Les demandes adressées émanent :
• d'une famille pour un de ses membres adultes ;
• d'un conjoint pour son conjoint ;
• d'un conjoint pour son conjoint et ses enfants ;
• de grands-parents pour leurs petits-enfants.

Je ne puis que me référer au cadre juridique existant et je ne puis répondre à leur demande.
Une personne adulte a le droit de disposer d'elle-même et toute personne ne peut être placée contre son gré, même à la demande d'un tiers, sans avoir été vue et entendue par un médecin ou un psychiatre.
Une seule restriction pourrait être apportée qui concernerait un adulte handicapé mental avant son entrée dans une secte ; dans ce cas, le Procureur de la République pourrait être saisi.
De même, en ce qui concerne les enfants, la garde ou les visites : si les demandeurs sont des grands-parents, il est possible de s'adresser au juge pour enfants directement ou par voie de signalement.
Je ne méconnais pas les difficultés rencontrées car de nombreuses sectes déplacent les personnes dans un autre pays si une procédure est déclenchée et ce très facilement du fait de notre région frontalière.
Devant ce ressenti de non-aide, les familles font appel à des détectives privés que je nomme des "rapteurs" car j'ignore le statut de ces organismes. Contre financement, ils organisent le "rapt" d'une personne désignée de la secte, et ce dans l'illégalité.
Dans un autre cas de figue, je suis amenée à recevoir une personne (ou des enfants) qui est sortie d'une secte.
Si elle vient me consulter, c'est qu'elle va mal ou qu'une série de symptômes inquiète l'entourage : anorexie, apraxie, retrait sur soi... sont les plus fréquents. Si les symptômes mettent en danger la survie de la personne, c'est l'hospitalisation en psychiatrie qui est indiquée.

Est-ce un lieu adapté ?
Dans la majorité des cas, la personne concernée et son entourage vivent assez mal ce genre d'hospitalisation et signent rapidement une décharge.
En ambulatoire, même si nous aménageons le temps et le rythme des séances, un grand nombre de difficultés est rencontré :
- le manque du "groupe", ou plutôt la constante présence autour de soi ;
- le vide dans lequel la personne se trouve, privée de rituels, d'odeurs, de musiques, d'ambiances,...
- le passage psychique d'un état de non-penser à un état de penser ;
- le réaménagement des affects et des émotions ;
- la relation intersubjective compliquée à rétablir.
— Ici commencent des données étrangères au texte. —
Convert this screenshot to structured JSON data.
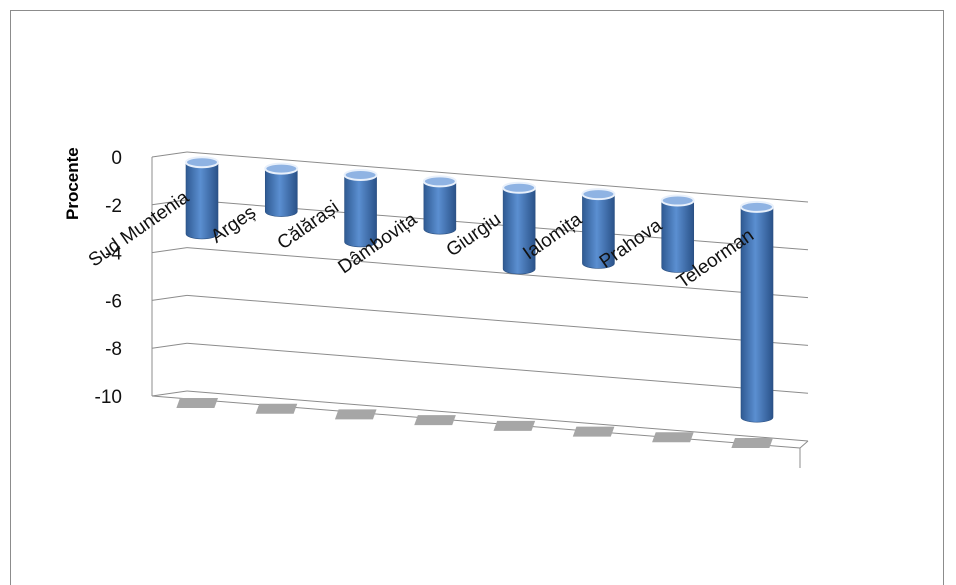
{
  "chart_data": {
    "type": "bar",
    "ylabel": "Procente",
    "categories": [
      "Sud Muntenia",
      "Argeș",
      "Călărași",
      "Dâmbovița",
      "Giurgiu",
      "Ialomița",
      "Prahova",
      "Teleorman"
    ],
    "series": [
      {
        "values": [
          -3.0,
          -1.8,
          -2.8,
          -2.0,
          -3.4,
          -2.9,
          -2.8,
          -8.8
        ]
      }
    ],
    "yticks": [
      0,
      -2,
      -4,
      -6,
      -8,
      -10
    ],
    "ylim": [
      -10,
      0
    ],
    "grid": true,
    "colors": {
      "bar": "#4f81bd",
      "floor": "#a6a6a6",
      "grid": "#8c8c8c"
    }
  }
}
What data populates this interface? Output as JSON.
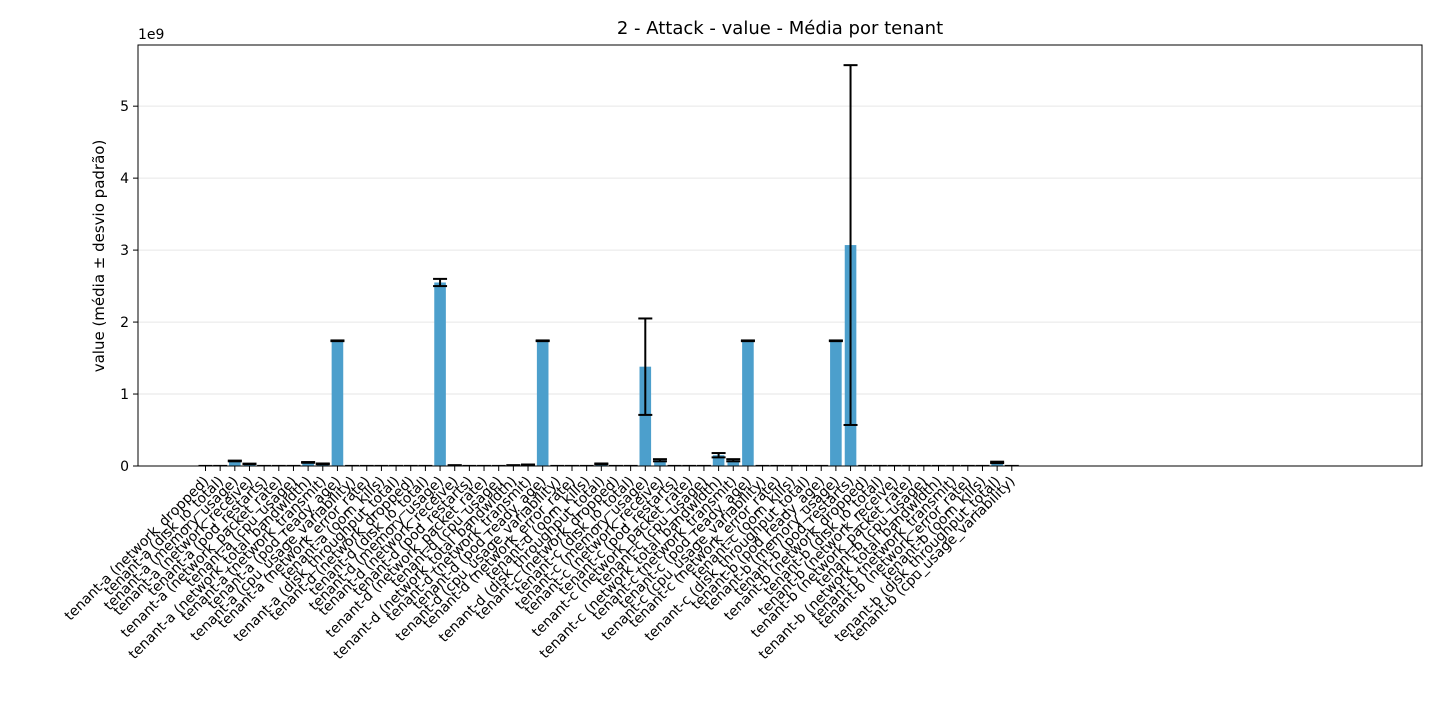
{
  "chart_data": {
    "type": "bar",
    "title": "2 - Attack - value - Média por tenant",
    "ylabel": "value (média ± desvio padrão)",
    "xlabel": "",
    "y_offset_label": "1e9",
    "y_scale_multiplier": 1000000000,
    "ylim": [
      0,
      5.85
    ],
    "yticks": [
      0,
      1,
      2,
      3,
      4,
      5
    ],
    "grid": "y",
    "bar_color": "#4c9fcc",
    "categories": [
      "tenant-a (network_dropped)",
      "tenant-a (disk_io_total)",
      "tenant-a (memory_usage)",
      "tenant-a (network_receive)",
      "tenant-a (pod_restarts)",
      "tenant-a (network_packet_rate)",
      "tenant-a (cpu_usage)",
      "tenant-a (network_total_bandwidth)",
      "tenant-a (network_transmit)",
      "tenant-a (pod_ready_age)",
      "tenant-a (cpu_usage_variability)",
      "tenant-a (network_error_rate)",
      "tenant-a (oom_kills)",
      "tenant-a (disk_throughput_total)",
      "tenant-d (network_dropped)",
      "tenant-d (disk_io_total)",
      "tenant-d (memory_usage)",
      "tenant-d (network_receive)",
      "tenant-d (pod_restarts)",
      "tenant-d (network_packet_rate)",
      "tenant-d (cpu_usage)",
      "tenant-d (network_total_bandwidth)",
      "tenant-d (network_transmit)",
      "tenant-d (pod_ready_age)",
      "tenant-d (cpu_usage_variability)",
      "tenant-d (network_error_rate)",
      "tenant-d (oom_kills)",
      "tenant-d (disk_throughput_total)",
      "tenant-c (network_dropped)",
      "tenant-c (disk_io_total)",
      "tenant-c (memory_usage)",
      "tenant-c (network_receive)",
      "tenant-c (pod_restarts)",
      "tenant-c (network_packet_rate)",
      "tenant-c (cpu_usage)",
      "tenant-c (network_total_bandwidth)",
      "tenant-c (network_transmit)",
      "tenant-c (pod_ready_age)",
      "tenant-c (cpu_usage_variability)",
      "tenant-c (network_error_rate)",
      "tenant-c (oom_kills)",
      "tenant-c (disk_throughput_total)",
      "tenant-b (pod_ready_age)",
      "tenant-b (memory_usage)",
      "tenant-b (pod_restarts)",
      "tenant-b (network_dropped)",
      "tenant-b (disk_io_total)",
      "tenant-b (network_receive)",
      "tenant-b (network_packet_rate)",
      "tenant-b (cpu_usage)",
      "tenant-b (network_total_bandwidth)",
      "tenant-b (network_transmit)",
      "tenant-b (network_error_rate)",
      "tenant-b (oom_kills)",
      "tenant-b (disk_throughput_total)",
      "tenant-b (cpu_usage_variability)"
    ],
    "values": [
      0,
      0,
      0.07,
      0.03,
      0,
      0,
      0,
      0.05,
      0.03,
      1.74,
      0,
      0,
      0,
      0,
      0,
      0,
      2.55,
      0.01,
      0,
      0,
      0,
      0.01,
      0.02,
      1.74,
      0,
      0,
      0,
      0.03,
      0,
      0,
      1.38,
      0.08,
      0,
      0,
      0,
      0.15,
      0.08,
      1.74,
      0,
      0,
      0,
      0,
      0,
      1.74,
      3.07,
      0,
      0,
      0,
      0,
      0,
      0,
      0,
      0,
      0,
      0.05,
      0
    ],
    "errors": [
      0,
      0,
      0.005,
      0.003,
      0,
      0,
      0,
      0.005,
      0.005,
      0.005,
      0,
      0,
      0,
      0,
      0,
      0,
      0.05,
      0,
      0,
      0,
      0,
      0,
      0,
      0.005,
      0,
      0,
      0,
      0.005,
      0,
      0,
      0.67,
      0.015,
      0,
      0,
      0,
      0.03,
      0.015,
      0.005,
      0,
      0,
      0,
      0,
      0,
      0.005,
      2.5,
      0,
      0,
      0,
      0,
      0,
      0,
      0,
      0,
      0,
      0.01,
      0
    ]
  }
}
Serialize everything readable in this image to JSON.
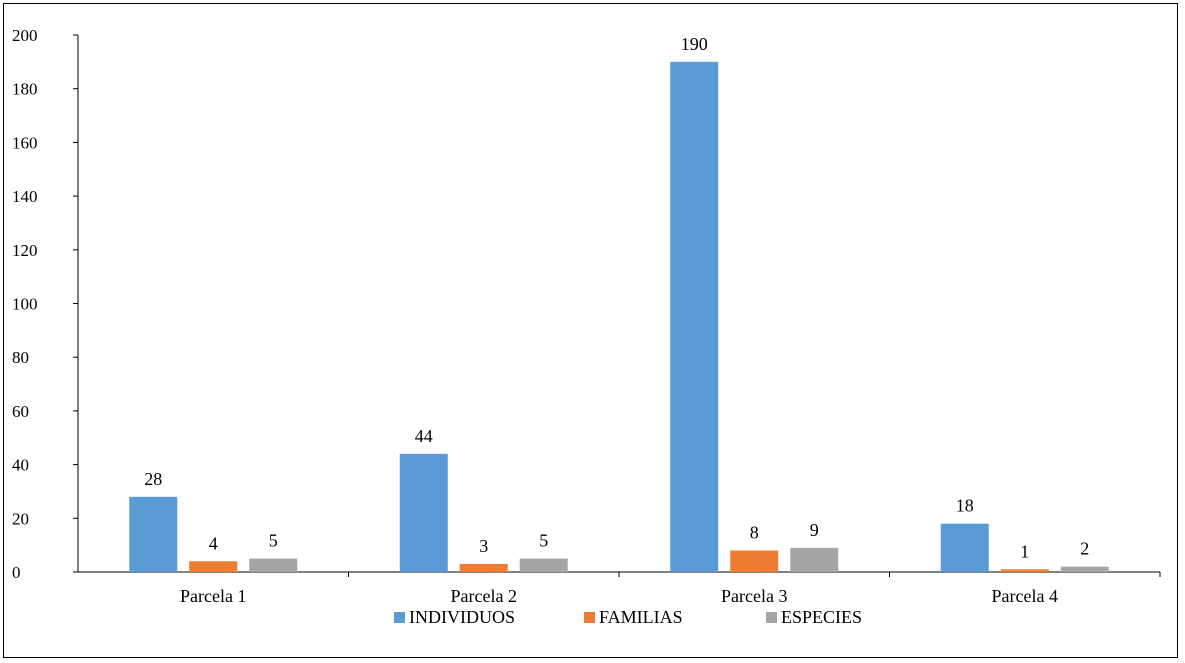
{
  "chart_data": {
    "type": "bar",
    "title": "",
    "xlabel": "",
    "ylabel": "",
    "categories": [
      "Parcela 1",
      "Parcela 2",
      "Parcela 3",
      "Parcela 4"
    ],
    "series": [
      {
        "name": "INDIVIDUOS",
        "values": [
          28,
          44,
          190,
          18
        ],
        "color": "#5b9bd5"
      },
      {
        "name": "FAMILIAS",
        "values": [
          4,
          3,
          8,
          1
        ],
        "color": "#ed7d31"
      },
      {
        "name": "ESPECIES",
        "values": [
          5,
          5,
          9,
          2
        ],
        "color": "#a5a5a5"
      }
    ],
    "ylim": [
      0,
      200
    ],
    "yticks": [
      0,
      20,
      40,
      60,
      80,
      100,
      120,
      140,
      160,
      180,
      200
    ],
    "grid": false,
    "legend_position": "bottom",
    "data_labels": true
  }
}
L'accompagnement de l'entourage du sortant de secte m'apparaît nécessaire et incontournable. Il conditionne le succès de la psychothérapie individuelle, mais il faut du temps pour écouter, informer, accompagner.
La psychothérapie individuelle est efficiente aux conditions énoncées. Je n'insiste pas sur cet aspect, car je l'ai déjà traité lors d'autres interventions ; j'en rappelle les grandes lignes, à savoir :
- déprogrammer la personne, mettre en interrogation ce qui lui a été donné pour vrai et certitude ou comme explication causale des comportements humains. Le psychothérapeute doit bien connaître le discours de la secte concernée.
- faire expérimenter au sujet son libre arbitre et lui retrouver sa liberté psychique ;
- lui permettre de redécouvrir son moi, l'estime de soi, la confiance en soi.
Le travail psychothérapique s'ordonne autour de la relation transférentielle
: la personne qui a vécu dans une secte a deux modes pour établir la relation transférentielle avec son psy. :
- en évitant la relation vécue comme dangereuse ;
- ou en s'offrant à nouveau au représentant d'un autre savoir qu'est imaginé: le psy.
Il serait intéressant d'explorer ce qu font les canadiens et les suisses qui ont des stratégies de psychothérapie de groupe et un temps en communauté.